Come si svolge un intervento di rimozione
La bonifica dell’amianto è un’operazione delicata che deve seguire protocolli molto precisi. Tutto parte da un sopralluogo tecnico per valutare lo stato dei materiali e definire il piano di lavoro. Una volta autorizzato l’intervento, l’area viene messa in sicurezza: si creano zone di confinamento, si installano sistemi di aspirazione controllata e gli operatori lavorano indossando dispositivi di protezione individuale specifici. Durante la rimozione, le lastre o i materiali contenenti il materiale vengono trattati con prodotti incapsulanti che evitano il rilascio di polveri. Successivamente vengono smontati con estrema cautela e immediatamente imballati per essere avviati allo smaltimento.
Uno degli aspetti più importanti in un cantiere di bonifica è la corretta gestione dei rifiuti pericolosi.
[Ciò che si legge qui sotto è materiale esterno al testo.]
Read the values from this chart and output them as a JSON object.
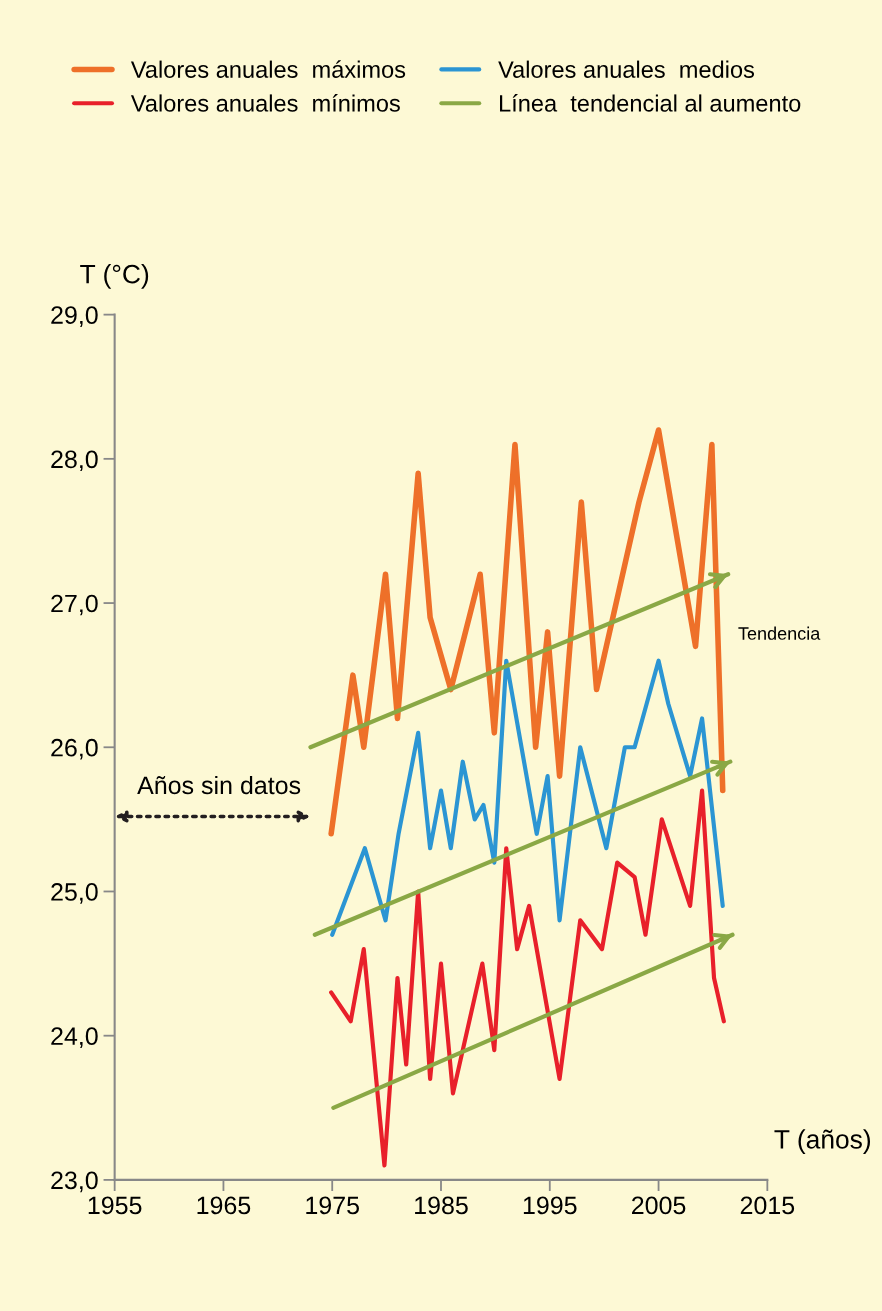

I materiali rimossi non possono essere trasportati o movimentati con contenitori generici, ma devono essere raccolti in strumenti progettati appositamente per questo scopo.
Tra le soluzioni più utilizzate ci sono i big bags specifici: sacchi di grandi dimensioni, resistenti e certificati, pensati per contenere in sicurezza lastre, frammenti e residui di lavorazione, vedi qui per conoscerne le caratteristiche.
Questi strumenti rappresentano un elemento essenziale di qualunque intervento professionale, perché garantiscono il rispetto delle normative e una gestione corretta dei materiali pericolosi fino al conferimento in discarica autorizzata.
Perché l’amianto è pericoloso e le principali tecniche di bonifica
Conosciuto anche come eternit, è stato a lungo utilizzato nell’edilizia industriale grazie alle sue proprietà isolanti, alla resistenza al calore e alla sua economicità. Il problema nasce quando il materiale invecchia o si deteriora: le fibre microscopiche di cui è composto possono disperdersi nell’aria e, se inalate, causare gravi patologie respiratorie, qui trovi maggiori informazioni sui rischi per la salute. Negli stabilimenti produttivi il rischio è ancora più elevato, perché vibrazioni, lavori di manutenzione o agenti atmosferici possono accelerare il degrado delle coperture.
La bonifica dell’eternit in ambito industriale può avvenire attraverso tre modalità principali:
- Rimozione completa
È l’intervento più risolutivo e consiste nello smontaggio e nello smaltimento definitivo dei materiali contenenti amianto. Viene adottato soprattutto quando le coperture o i manufatti risultano molto deteriorati o non più recuperabili. - Incapsulamento
Prevede l’applicazione di prodotti specifici che inglobano le fibre di amianto, impedendone la dispersione. È una soluzione efficace quando il materiale è ancora in buone condizioni. - Confinamento
In questo caso l’amianto non viene rimosso, ma coperto con nuove strutture o pannellature che ne impediscono il contatto con l’ambiente esterno.
Negli edifici industriali, soprattutto quando si tratta di vecchi tetti in eternit, la rimozione è spesso la scelta più sicura e definitiva.